Methods: Cultured (4-7 days) or freshly isolated islets (<4 h after donor pancreas extirpation) were syngeneically transplanted into Wistar-Furth rats and C57Bl/6 mice beneath the renal capsule. Islet graft revascularisation was evaluated by measuring vascular density, blood flow and tissue oxygen tension. Islet graft function was investigated by a minimal islet mass model in inbred mice (C57Bl/6).
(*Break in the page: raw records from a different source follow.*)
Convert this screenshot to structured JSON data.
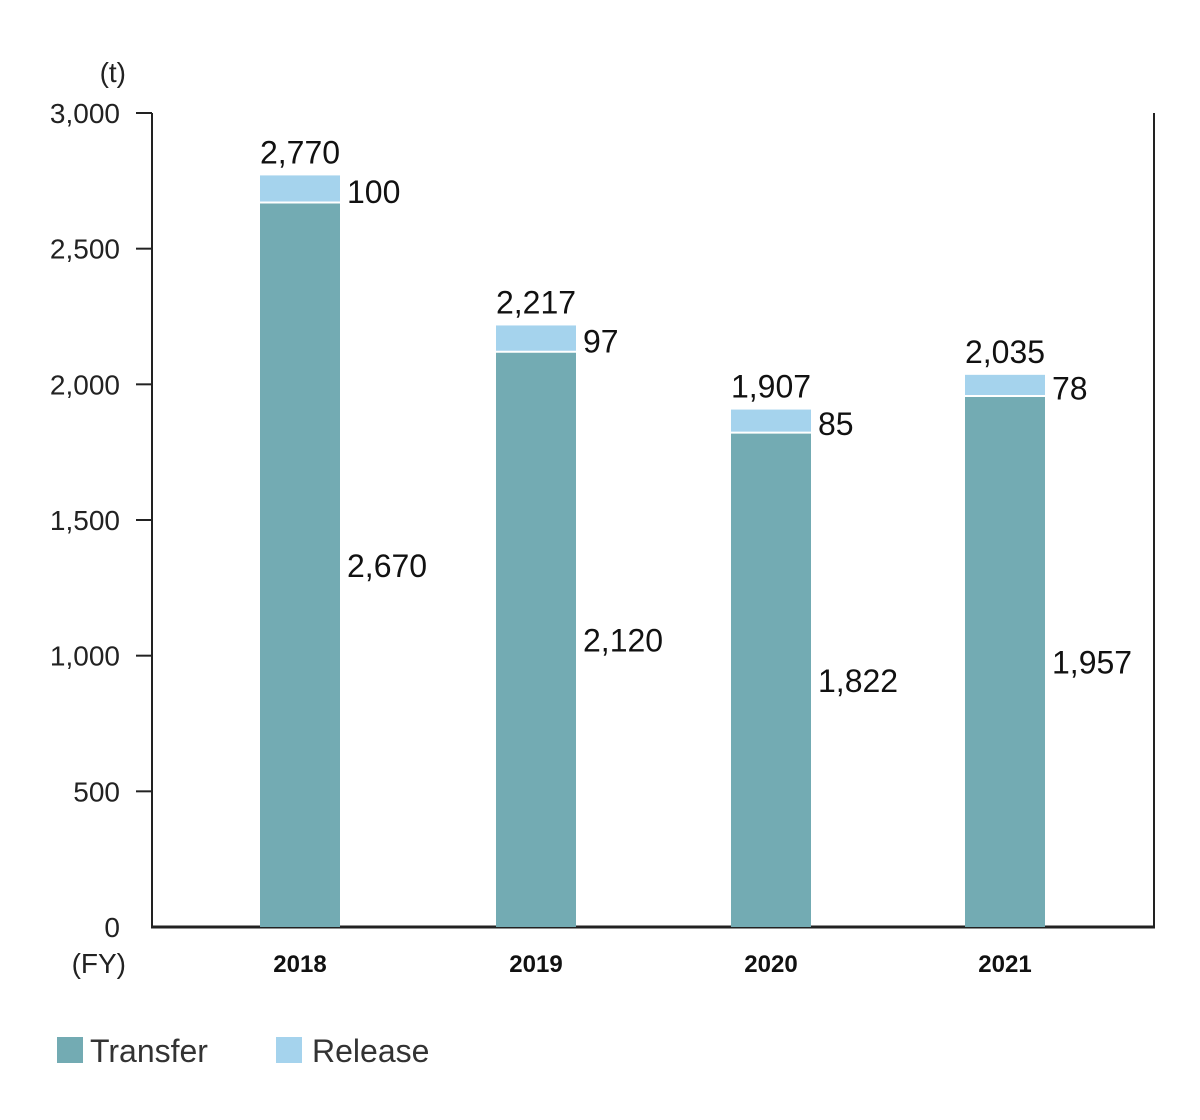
{
  "chart_data": {
    "type": "bar",
    "stacked": true,
    "categories": [
      "2018",
      "2019",
      "2020",
      "2021"
    ],
    "series": [
      {
        "name": "Transfer",
        "values": [
          2670,
          2120,
          1822,
          1957
        ],
        "color": "#73abb3"
      },
      {
        "name": "Release",
        "values": [
          100,
          97,
          85,
          78
        ],
        "color": "#a5d3ed"
      }
    ],
    "totals": [
      2770,
      2217,
      1907,
      2035
    ],
    "value_labels": {
      "transfer": [
        "2,670",
        "2,120",
        "1,822",
        "1,957"
      ],
      "release": [
        "100",
        "97",
        "85",
        "78"
      ],
      "total": [
        "2,770",
        "2,217",
        "1,907",
        "2,035"
      ]
    },
    "y_unit": "(t)",
    "x_unit": "(FY)",
    "ylim": [
      0,
      3000
    ],
    "yticks": [
      0,
      500,
      1000,
      1500,
      2000,
      2500,
      3000
    ],
    "ytick_labels": [
      "0",
      "500",
      "1,000",
      "1,500",
      "2,000",
      "2,500",
      "3,000"
    ],
    "grid": false,
    "legend_position": "bottom-left"
  }
}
Results: Four days after implantation, the partial pressure of oxygen (pO2) in the transplanted cultured islets was less than 10 mmHg (1.33 kPa), but tended to be higher in grafts composed of freshly isolated islets. The pO2 in the grafts of freshly isolated islets had more than doubled 4 weeks later, whereas the pO2 in the grafts of cultured islets remained at values similar to those recorded 4 days after transplantation. Transplanted freshly isolated islets also had a higher vascular density than transplanted cultured islets (approximately 40 vs approximately 25% of that in endogenous islets) when investigated 1 month post-implantation. When applying a minimal islet mass model in inbred mice, 200 freshly isolated islets cured alloxan-diabetic mice in all cases, whereas only 33% of the group receiving similar numbers of cultured islets were cured.
Conclusions/interpretation: Transplantation of pancreatic islets without prior culture is beneficial for their vascular engraftment and function.